Was ist nun der konkrete Beitrag der Konstitution zur Schöpfungslehre? Hier ist zunächst einschränkend zu sagen: Die Schöpfungslehre stellte, wie auch beim Zweiten Vatikanischen Konzil, kein eigenständiges Thema der Beratungen dar. Dem Konzil ging es vor allem darum, „in Auseinandersetzung mit dem Pantheismus die Transzendenz Gottes zu lehren.“[39]
Damit verwoben sind jedoch auch wichtige Aspekte von Schöpfungstheologie und Anthropologie, die sich in drei Stichworten aufzeigen lassen: Die absolute Unterschiedenheit Gottes von der geschaffenen Welt, die Freiheit und Unabhängigkeit der göttlichen Schöpfungstat, sowie die Lehre vom sogenannten Schöpfungszweck.[40]

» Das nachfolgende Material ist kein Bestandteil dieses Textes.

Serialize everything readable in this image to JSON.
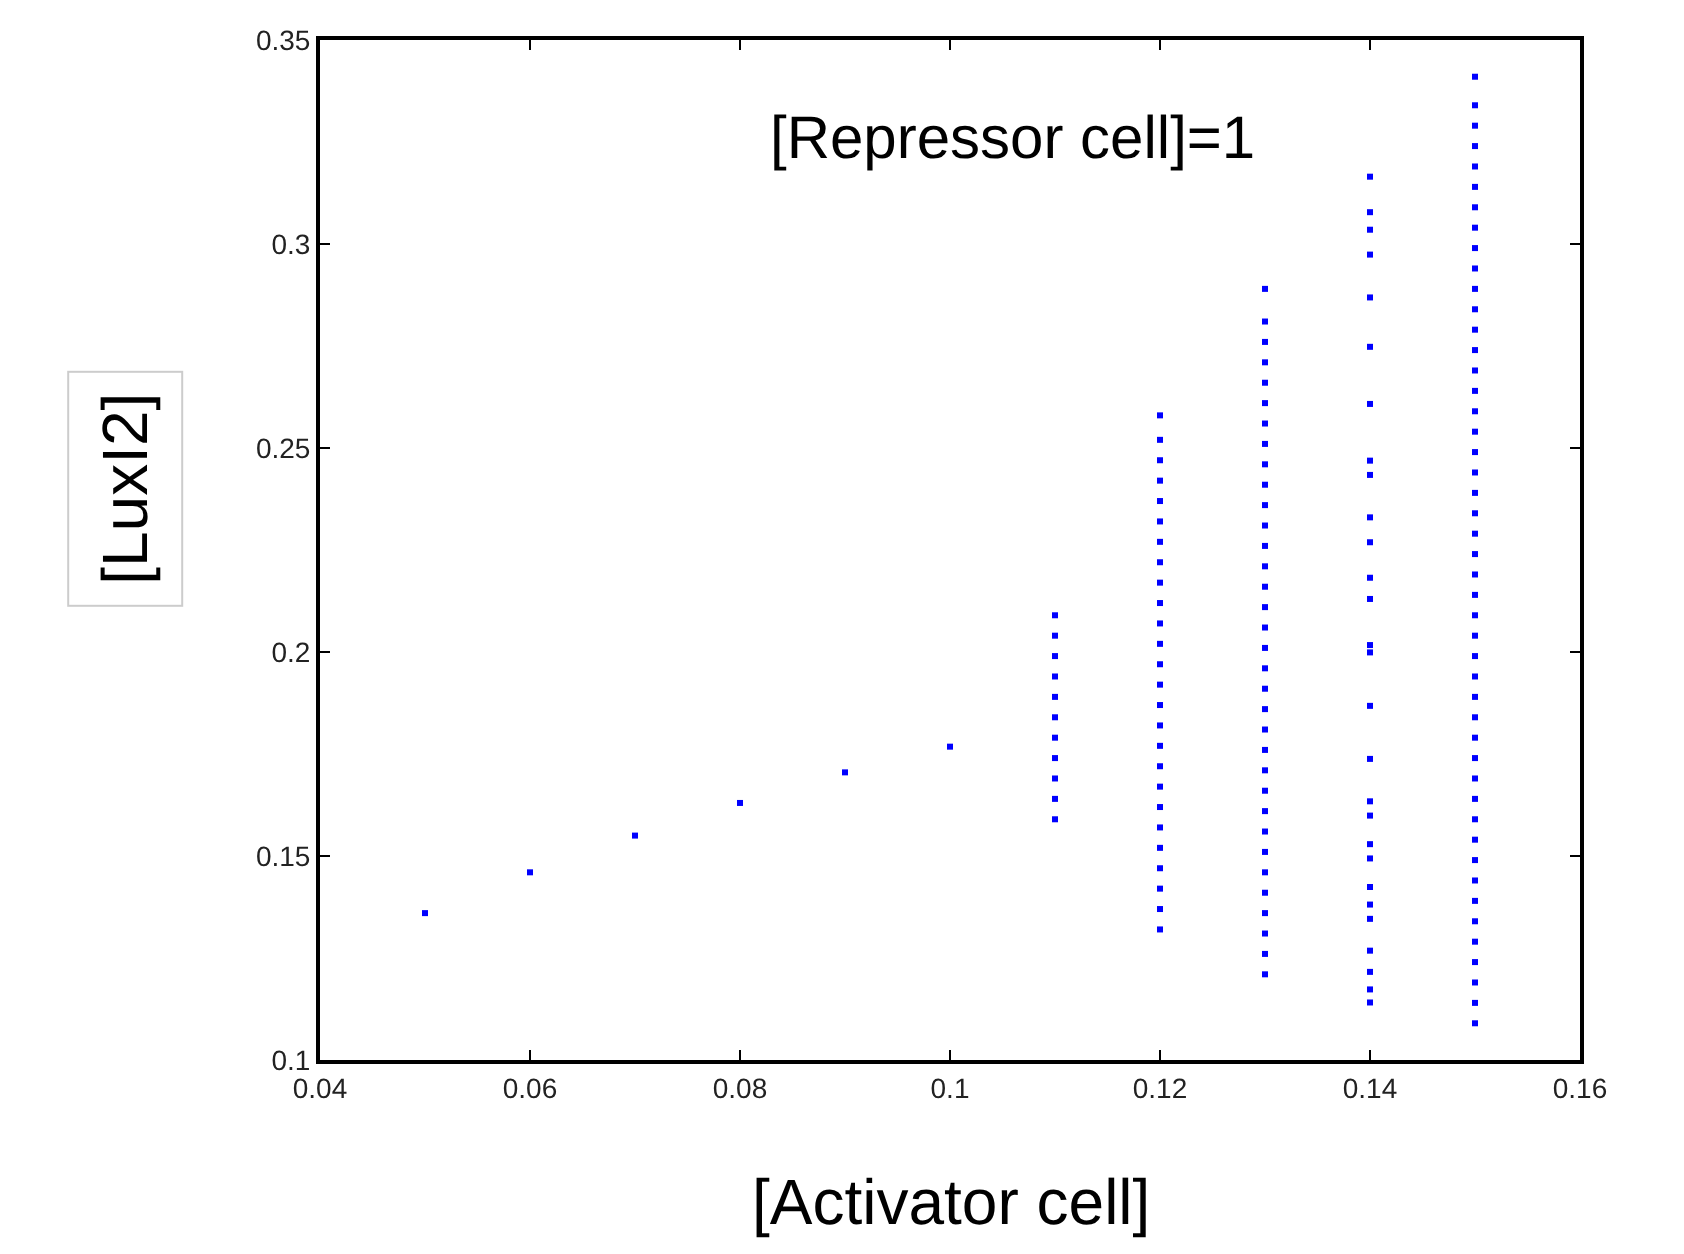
{
  "chart_data": {
    "type": "scatter",
    "xlabel": "[Activator cell]",
    "ylabel": "[LuxI2]",
    "annotations": [
      "[Repressor cell]=1"
    ],
    "xlim": [
      0.04,
      0.16
    ],
    "xticks": [
      0.04,
      0.06,
      0.08,
      0.1,
      0.12,
      0.14,
      0.16
    ],
    "ylim": [
      0.1,
      0.35
    ],
    "yticks": [
      0.1,
      0.15,
      0.2,
      0.25,
      0.3,
      0.35
    ],
    "marker": "square",
    "series": [
      {
        "color": "#0000ff",
        "x": [
          0.05,
          0.06,
          0.07,
          0.08,
          0.09,
          0.1
        ],
        "values": [
          0.136,
          0.146,
          0.155,
          0.163,
          0.1705,
          0.1768
        ]
      },
      {
        "color": "#0000ff",
        "x": [
          0.11,
          0.11,
          0.11,
          0.11,
          0.11,
          0.11,
          0.11,
          0.11,
          0.11,
          0.11,
          0.11
        ],
        "values": [
          0.159,
          0.164,
          0.169,
          0.174,
          0.179,
          0.184,
          0.189,
          0.194,
          0.199,
          0.204,
          0.209
        ]
      },
      {
        "color": "#0000ff",
        "x": [
          0.12,
          0.12,
          0.12,
          0.12,
          0.12,
          0.12,
          0.12,
          0.12,
          0.12,
          0.12,
          0.12,
          0.12,
          0.12,
          0.12,
          0.12,
          0.12,
          0.12,
          0.12,
          0.12,
          0.12,
          0.12,
          0.12,
          0.12,
          0.12,
          0.12,
          0.12
        ],
        "values": [
          0.132,
          0.137,
          0.142,
          0.147,
          0.152,
          0.157,
          0.162,
          0.167,
          0.172,
          0.177,
          0.182,
          0.187,
          0.192,
          0.197,
          0.202,
          0.207,
          0.212,
          0.217,
          0.222,
          0.227,
          0.232,
          0.237,
          0.242,
          0.247,
          0.252,
          0.258
        ]
      },
      {
        "color": "#0000ff",
        "x": [
          0.13,
          0.13,
          0.13,
          0.13,
          0.13,
          0.13,
          0.13,
          0.13,
          0.13,
          0.13,
          0.13,
          0.13,
          0.13,
          0.13,
          0.13,
          0.13,
          0.13,
          0.13,
          0.13,
          0.13,
          0.13,
          0.13,
          0.13,
          0.13,
          0.13,
          0.13,
          0.13,
          0.13,
          0.13,
          0.13,
          0.13,
          0.13,
          0.13,
          0.13
        ],
        "values": [
          0.121,
          0.126,
          0.131,
          0.136,
          0.141,
          0.146,
          0.151,
          0.156,
          0.161,
          0.166,
          0.171,
          0.176,
          0.181,
          0.186,
          0.191,
          0.196,
          0.201,
          0.206,
          0.211,
          0.216,
          0.221,
          0.226,
          0.231,
          0.236,
          0.241,
          0.246,
          0.251,
          0.256,
          0.261,
          0.266,
          0.271,
          0.276,
          0.281,
          0.289
        ]
      },
      {
        "color": "#0000ff",
        "x": [
          0.14,
          0.14,
          0.14,
          0.14,
          0.14,
          0.14,
          0.14,
          0.14,
          0.14,
          0.14,
          0.14,
          0.14,
          0.14,
          0.14,
          0.14,
          0.14,
          0.14,
          0.14,
          0.14,
          0.14,
          0.14,
          0.14,
          0.14,
          0.14,
          0.14,
          0.14,
          0.14,
          0.14
        ],
        "values": [
          0.3165,
          0.3078,
          0.3035,
          0.2974,
          0.2869,
          0.2748,
          0.2608,
          0.2469,
          0.2434,
          0.233,
          0.2269,
          0.2182,
          0.213,
          0.2017,
          0.1999,
          0.1868,
          0.1738,
          0.1634,
          0.1599,
          0.1529,
          0.1494,
          0.1424,
          0.1381,
          0.1346,
          0.1268,
          0.1216,
          0.1173,
          0.1141
        ]
      },
      {
        "color": "#0000ff",
        "x": [
          0.15,
          0.15,
          0.15,
          0.15,
          0.15,
          0.15,
          0.15,
          0.15,
          0.15,
          0.15,
          0.15,
          0.15,
          0.15,
          0.15,
          0.15,
          0.15,
          0.15,
          0.15,
          0.15,
          0.15,
          0.15,
          0.15,
          0.15,
          0.15,
          0.15,
          0.15,
          0.15,
          0.15,
          0.15,
          0.15,
          0.15,
          0.15,
          0.15,
          0.15,
          0.15,
          0.15,
          0.15,
          0.15,
          0.15,
          0.15,
          0.15,
          0.15,
          0.15,
          0.15,
          0.15,
          0.15,
          0.15
        ],
        "values": [
          0.109,
          0.114,
          0.119,
          0.124,
          0.129,
          0.134,
          0.139,
          0.144,
          0.149,
          0.154,
          0.159,
          0.164,
          0.169,
          0.174,
          0.179,
          0.184,
          0.189,
          0.194,
          0.199,
          0.204,
          0.209,
          0.214,
          0.219,
          0.224,
          0.229,
          0.234,
          0.239,
          0.244,
          0.249,
          0.254,
          0.259,
          0.264,
          0.269,
          0.274,
          0.279,
          0.284,
          0.289,
          0.294,
          0.299,
          0.304,
          0.309,
          0.314,
          0.319,
          0.324,
          0.329,
          0.334,
          0.341
        ]
      }
    ]
  }
}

3.2.2 Explizite Aussagen der Konstitution Dei Filius zur Schöpfungslehre
Die Unterschiedenheit Gottes von seiner Schöpfung benennt das Konzil mit der traditionellen katholischen Lehre von der creatio ex nihilo: Die Schöpfung ist nicht ableitbar, auch nicht aus dem Wesen Gottes selbst, sondern gründet allein im freien göttlichen Willensentschluss.[41] Damit lehnt sich die Konstitution an die Lehre des IV. Laterankonzils von 1215 an. Die Welt ist nicht selbst Gott oder gleichwesentlich mit ihm als Ausdruck einer fast „zwanghaften“ göttlichen Selbstentfaltung, sondern sie ist „freigegeben in den Selbststand eigenen Wesens.“[42]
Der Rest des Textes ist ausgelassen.